Google Compute Engine healthcheck initial delay appears to be ignored


In our project, we have a gRPC healthcheck configured for a Google Compute Engine instance group. The configuration is similar to as follows:

# ...


resource "google_compute_health_check" "instances_health_check" {
  name = "instances-health-check"

  timeout_sec = 5
  check_interval_sec = 10

  grpc_health_check {
    port = "8087"
  }
}

# Generates instance group for each GCP zone in `local.zone_to_region`.
resource "google_compute_instance_group_manager" "instances" {
  for_each = local.zone_to_region

  base_instance_name = "instance-${each.key}"
  name = "group-${each.key}"
  target_pools = []
  target_size = 0
  wait_for_instances = false
  zone = each.key

  version {
    instance_template = module.instance_templates[each.value[0]].template.self_link
  }

  auto_healing_policies {
    health_check = google_compute_health_check.processor_health_check.id
    initial_delay_sec = 600
  }
}

# ...

When a new instance is spun up, it receives its first healthcheck request in 1-2 minutes after start, which is not enough for our app to become operational. The configured initial_delay_sec seems to be ignored.
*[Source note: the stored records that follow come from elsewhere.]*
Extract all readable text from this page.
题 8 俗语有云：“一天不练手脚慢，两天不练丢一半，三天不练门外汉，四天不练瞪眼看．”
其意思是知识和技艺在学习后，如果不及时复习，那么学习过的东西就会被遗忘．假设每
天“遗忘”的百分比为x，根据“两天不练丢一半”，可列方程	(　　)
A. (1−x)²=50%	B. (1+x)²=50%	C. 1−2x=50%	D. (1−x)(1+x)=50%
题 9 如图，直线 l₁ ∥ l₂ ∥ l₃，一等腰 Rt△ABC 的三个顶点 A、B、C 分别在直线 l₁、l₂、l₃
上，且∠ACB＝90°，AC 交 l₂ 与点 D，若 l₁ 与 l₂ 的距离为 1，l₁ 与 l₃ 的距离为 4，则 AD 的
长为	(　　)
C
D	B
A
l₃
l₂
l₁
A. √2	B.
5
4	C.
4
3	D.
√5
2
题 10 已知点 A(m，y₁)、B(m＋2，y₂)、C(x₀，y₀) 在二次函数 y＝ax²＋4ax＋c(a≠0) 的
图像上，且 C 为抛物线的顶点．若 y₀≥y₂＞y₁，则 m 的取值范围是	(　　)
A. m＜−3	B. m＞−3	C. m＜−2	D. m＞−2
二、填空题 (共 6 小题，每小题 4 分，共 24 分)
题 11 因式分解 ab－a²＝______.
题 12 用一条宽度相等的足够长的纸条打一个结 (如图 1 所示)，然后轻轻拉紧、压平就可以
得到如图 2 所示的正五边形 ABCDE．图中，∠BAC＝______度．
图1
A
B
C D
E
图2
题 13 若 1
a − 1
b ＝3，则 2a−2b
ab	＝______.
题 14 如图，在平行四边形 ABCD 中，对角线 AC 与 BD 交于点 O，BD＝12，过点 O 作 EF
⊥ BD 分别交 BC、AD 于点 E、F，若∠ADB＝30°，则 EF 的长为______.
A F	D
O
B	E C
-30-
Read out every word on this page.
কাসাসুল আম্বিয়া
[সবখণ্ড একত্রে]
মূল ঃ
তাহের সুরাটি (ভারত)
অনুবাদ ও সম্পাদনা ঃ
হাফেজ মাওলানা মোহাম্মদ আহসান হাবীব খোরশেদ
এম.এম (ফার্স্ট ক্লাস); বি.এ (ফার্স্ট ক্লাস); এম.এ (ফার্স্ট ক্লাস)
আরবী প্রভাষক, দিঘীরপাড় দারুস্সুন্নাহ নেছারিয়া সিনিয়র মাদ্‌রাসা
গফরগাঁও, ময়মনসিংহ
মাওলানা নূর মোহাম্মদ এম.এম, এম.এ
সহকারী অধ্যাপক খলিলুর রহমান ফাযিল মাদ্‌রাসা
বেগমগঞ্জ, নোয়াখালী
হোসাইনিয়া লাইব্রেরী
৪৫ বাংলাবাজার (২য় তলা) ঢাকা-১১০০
This leads to multiple undesirable warnings emitted to our logs. The warnings have this format:

{
    "@type":"type.googleapis.com/compute.InstanceGroupManagerEvent",
    "instanceHealthStateChange":{
        detailedHealthState: "UNHEALTHY",
        // ...
        previousDetailedHealthState: "UNKNOWN"

    }
}

Any way around this?


Solution

  • The initial_delay parameter is a configuration of MIG (Instance Group Manager) autohealing, and not the healthcheck itself.

    The way it works is that

    1. The instance starts being probed almost immediately after it is created by the MIG. You need to make sure that your health check endpoint does not return success until your application is ready.
    2. The MIG uses the health results to auto-heal the instances if it is not healthy. And here the initial_delay parameter comes into play: unhealthy results will be ignored for this period. After that if the VM is still unhealthy, it will be repaired (i.e. recreated).